Our study was a historical cohort study which examined a large proportion of people and had a higher sample size than many other studies. In addition, patients' information was collected accurately under the supervision of the Corona Committee of Fars Province. However, we did not have access to the exact date when the symptoms began and we did not know the patients' condition after their discharge.

Conclusion
The risk of mortality was higher in older patients, men, patients hospitalized in the ICU, and intubated patients, as well as patients with underlying diseases such as cardiovascular diseases, diabetes, chronic kidney diseases, and chronic liver diseases. Thus, careful control and proper care for these patients is essential. Due to the persistence of the disease, the need to provide the necessary equipment for the treatment of patients, especially the elderly and patients with underlying diseases is necessary to avoid poor prognosis of the disease and its adverse consequences. The results of this study will help health policy makers develop effective strategies to reduce mortality caused by Covid-19.

Acknowledgement
The researchers thank the officials of the Covid-19 Control Center at Shiraz University of Medical Sciences.

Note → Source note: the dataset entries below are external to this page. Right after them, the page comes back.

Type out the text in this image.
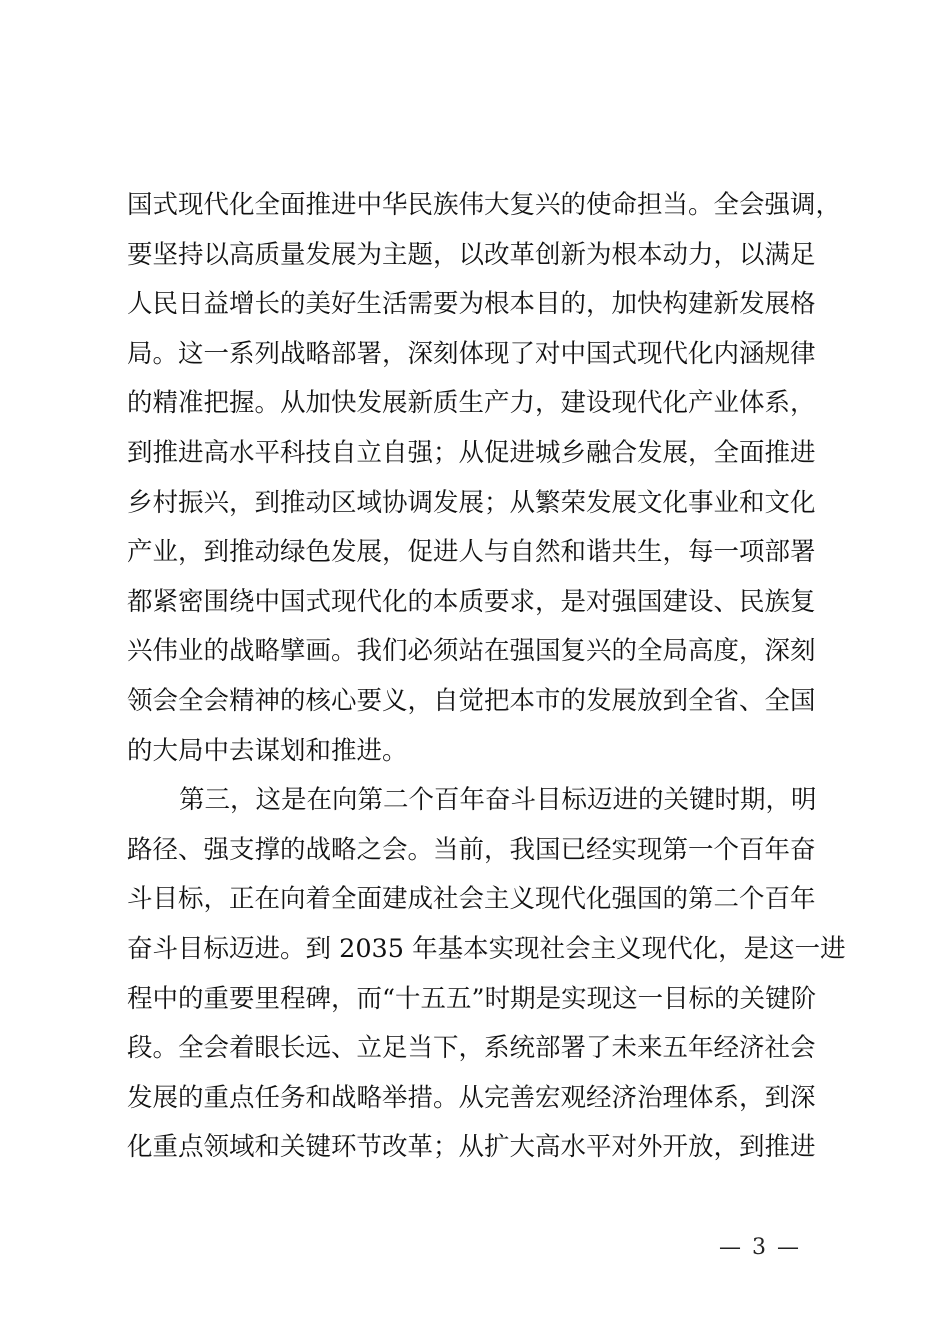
国式现代化全面推进中华民族伟大复兴的使命担当。全会强调，
要坚持以高质量发展为主题，以改革创新为根本动力，以满足
人民日益增长的美好生活需要为根本目的，加快构建新发展格
局。这一系列战略部署，深刻体现了对中国式现代化内涵规律
的精准把握。从加快发展新质生产力，建设现代化产业体系，
到推进高水平科技自立自强；从促进城乡融合发展，全面推进
乡村振兴，到推动区域协调发展；从繁荣发展文化事业和文化
产业，到推动绿色发展，促进人与自然和谐共生，每一项部署
都紧密围绕中国式现代化的本质要求，是对强国建设、民族复
兴伟业的战略擘画。我们必须站在强国复兴的全局高度，深刻
领会全会精神的核心要义，自觉把本市的发展放到全省、全国
的大局中去谋划和推进。
第三，这是在向第二个百年奋斗目标迈进的关键时期，明
路径、强支撑的战略之会。当前，我国已经实现第一个百年奋
斗目标，正在向着全面建成社会主义现代化强国的第二个百年
奋斗目标迈进。到 2035 年基本实现社会主义现代化，是这一进
程中的重要里程碑，而“十五五”时期是实现这一目标的关键阶
段。全会着眼长远、立足当下，系统部署了未来五年经济社会
发展的重点任务和战略举措。从完善宏观经济治理体系，到深
化重点领域和关键环节改革；从扩大高水平对外开放，到推进
— 3 —
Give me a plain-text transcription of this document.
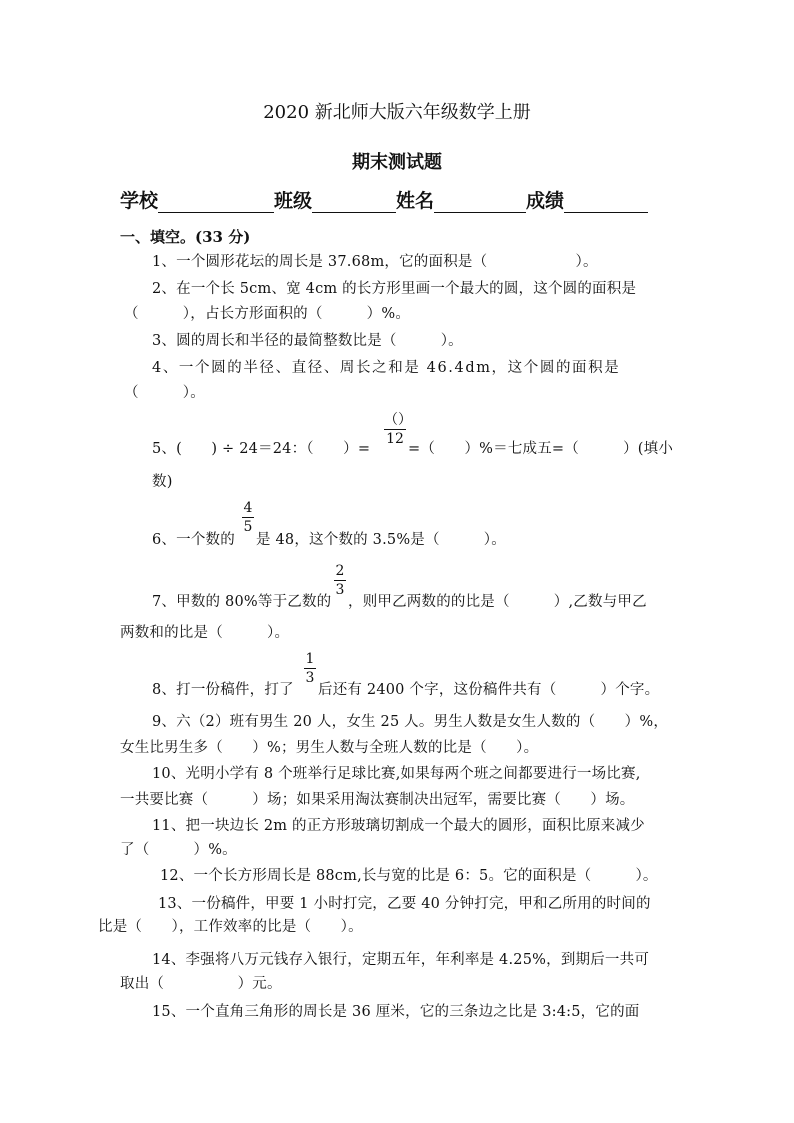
2020 新北师大版六年级数学上册
期末测试题
学校	班级	姓名	成绩
一、填空。(33 分)
1、一个圆形花坛的周长是 37.68m，它的面积是（　　　　　　）。
2、在一个长 5cm、宽 4cm 的长方形里画一个最大的圆，这个圆的面积是
（　　　），占长方形面积的（　　　）%。
3、圆的周长和半径的最简整数比是（　　　）。
4、一个圆的半径、直径、周长之和是 46.4dm，这个圆的面积是
（　　　）。
5、(　　) ÷ 24＝24：（　　）=
（）
12
=（　　）%＝七成五=（　　　）(填小
数)
6、一个数的
4
5
是 48，这个数的 3.5%是（　　　）。
7、甲数的 80%等于乙数的
2
3
，则甲乙两数的的比是（　　　）,乙数与甲乙
两数和的比是（　　　）。
8、打一份稿件，打了
1
3
后还有 2400 个字，这份稿件共有（　　　）个字。
9、六（2）班有男生 20 人，女生 25 人。男生人数是女生人数的（　　）%，
女生比男生多（　　）%；男生人数与全班人数的比是（　　）。
10、光明小学有 8 个班举行足球比赛,如果每两个班之间都要进行一场比赛,
一共要比赛（　　　）场；如果采用淘汰赛制决出冠军，需要比赛（　　）场。
11、把一块边长 2m 的正方形玻璃切割成一个最大的圆形，面积比原来减少
了（　　　）%。
12、一个长方形周长是 88cm,长与宽的比是 6：5。它的面积是（　　　）。
13、一份稿件，甲要 1 小时打完，乙要 40 分钟打完，甲和乙所用的时间的
比是（　　），工作效率的比是（　　）。
14、李强将八万元钱存入银行，定期五年，年利率是 4.25%，到期后一共可
取出（　　　　　）元。
15、一个直角三角形的周长是 36 厘米，它的三条边之比是 3:4:5，它的面
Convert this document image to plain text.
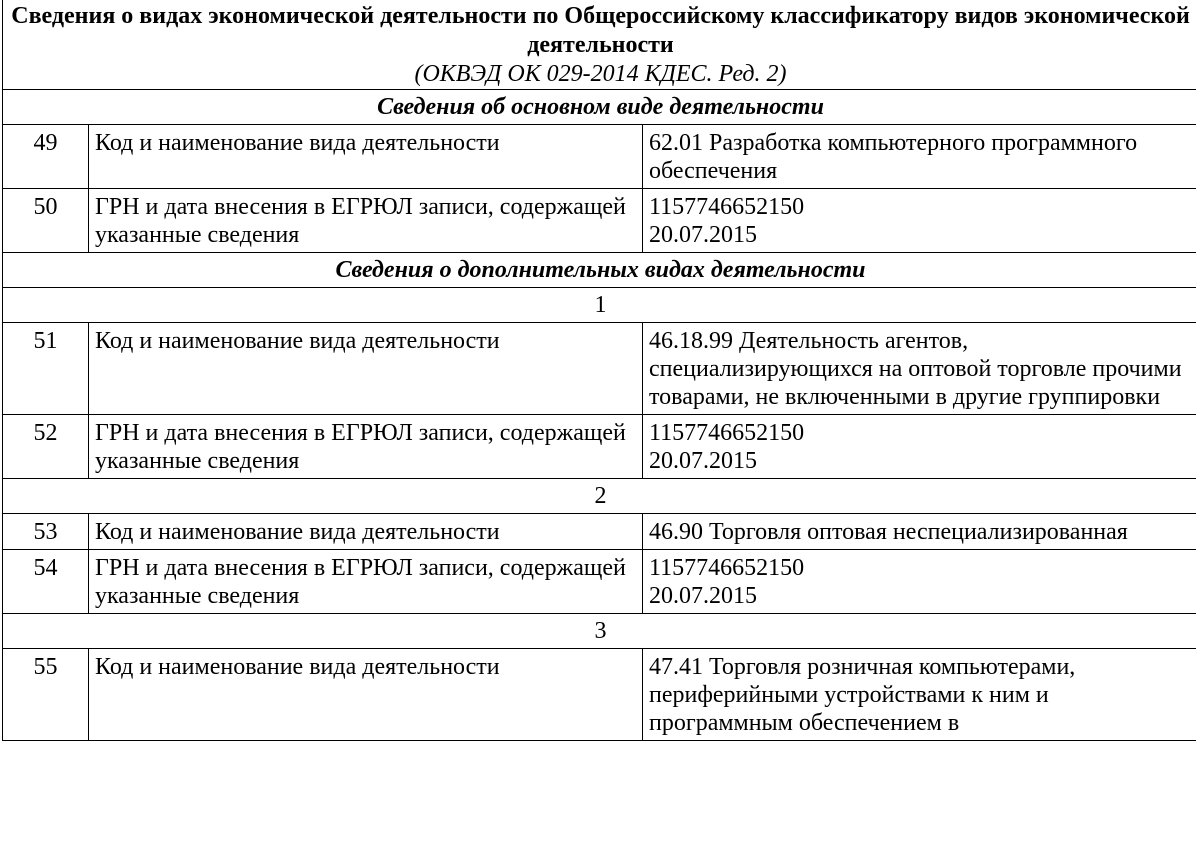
Сведения о видах экономической деятельности по Общероссийскому классификатору видов экономической деятельности
(ОКВЭД ОК 029-2014 КДЕС. Ред. 2)		

Сведения об основном виде деятельности		
49	Код и наименование вида деятельности	62.01 Разработка компьютерного программного обеспечения
50	ГРН и дата внесения в ЕГРЮЛ записи, содержащей указанные сведения	1157746652150
20.07.2015

Сведения о дополнительных видах деятельности		
1		
51	Код и наименование вида деятельности	46.18.99 Деятельность агентов, специализирующихся на оптовой торговле прочими товарами, не включенными в другие группировки
52	ГРН и дата внесения в ЕГРЮЛ записи, содержащей указанные сведения	1157746652150
20.07.2015

2		
53	Код и наименование вида деятельности	46.90 Торговля оптовая неспециализированная
54	ГРН и дата внесения в ЕГРЮЛ записи, содержащей указанные сведения	1157746652150
20.07.2015

3		
55	Код и наименование вида деятельности	47.41 Торговля розничная компьютерами, периферийными устройствами к ним и программным обеспечением в
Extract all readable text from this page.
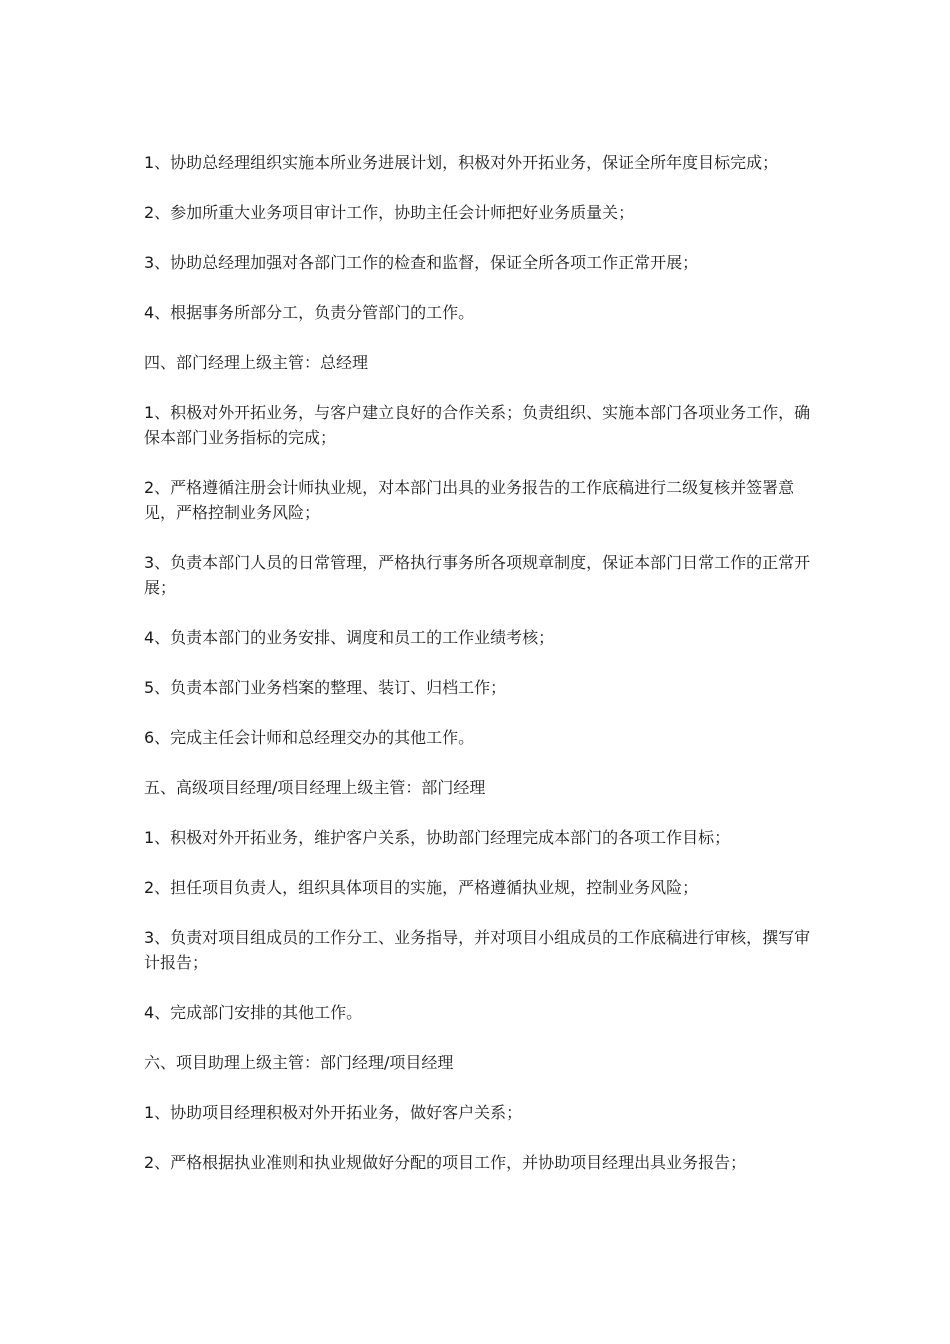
1、协助总经理组织实施本所业务进展计划，积极对外开拓业务，保证全所年度目标完成；

2、参加所重大业务项目审计工作，协助主任会计师把好业务质量关；

3、协助总经理加强对各部门工作的检查和监督，保证全所各项工作正常开展；

4、根据事务所部分工，负责分管部门的工作。

四、部门经理上级主管：总经理

1、积极对外开拓业务，与客户建立良好的合作关系；负责组织、实施本部门各项业务工作，确保本部门业务指标的完成；

2、严格遵循注册会计师执业规，对本部门出具的业务报告的工作底稿进行二级复核并签署意见，严格控制业务风险；

3、负责本部门人员的日常管理，严格执行事务所各项规章制度，保证本部门日常工作的正常开展；

4、负责本部门的业务安排、调度和员工的工作业绩考核；

5、负责本部门业务档案的整理、装订、归档工作；

6、完成主任会计师和总经理交办的其他工作。

五、高级项目经理/项目经理上级主管：部门经理

1、积极对外开拓业务，维护客户关系，协助部门经理完成本部门的各项工作目标；

2、担任项目负责人，组织具体项目的实施，严格遵循执业规，控制业务风险；

3、负责对项目组成员的工作分工、业务指导，并对项目小组成员的工作底稿进行审核，撰写审计报告；

4、完成部门安排的其他工作。

六、项目助理上级主管：部门经理/项目经理

1、协助项目经理积极对外开拓业务，做好客户关系；

2、严格根据执业准则和执业规做好分配的项目工作，并协助项目经理出具业务报告；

Conflict of interest: None declared.

Funding: None declared.

Ethical Considerations
This study has been in agreement with the Helsinki declaration and Iranian national guidelines for ethics in research, with informed written consent also obtained from all participants.

Code of Ethics
This study was approved by the Ethics Committee of Shiraz University of Medical Sciences with code IR.SUMS.REC.1399.068.

Authors' Contributions
AM and LM did the research, wrote the manuscript, and contributed to data collection. LM and MRK critically reviewed the manuscript and approved the final version. SSD and LM did the research, analyzed the data, and critically reviewed and edited the manuscript. All authors have read and approved the man.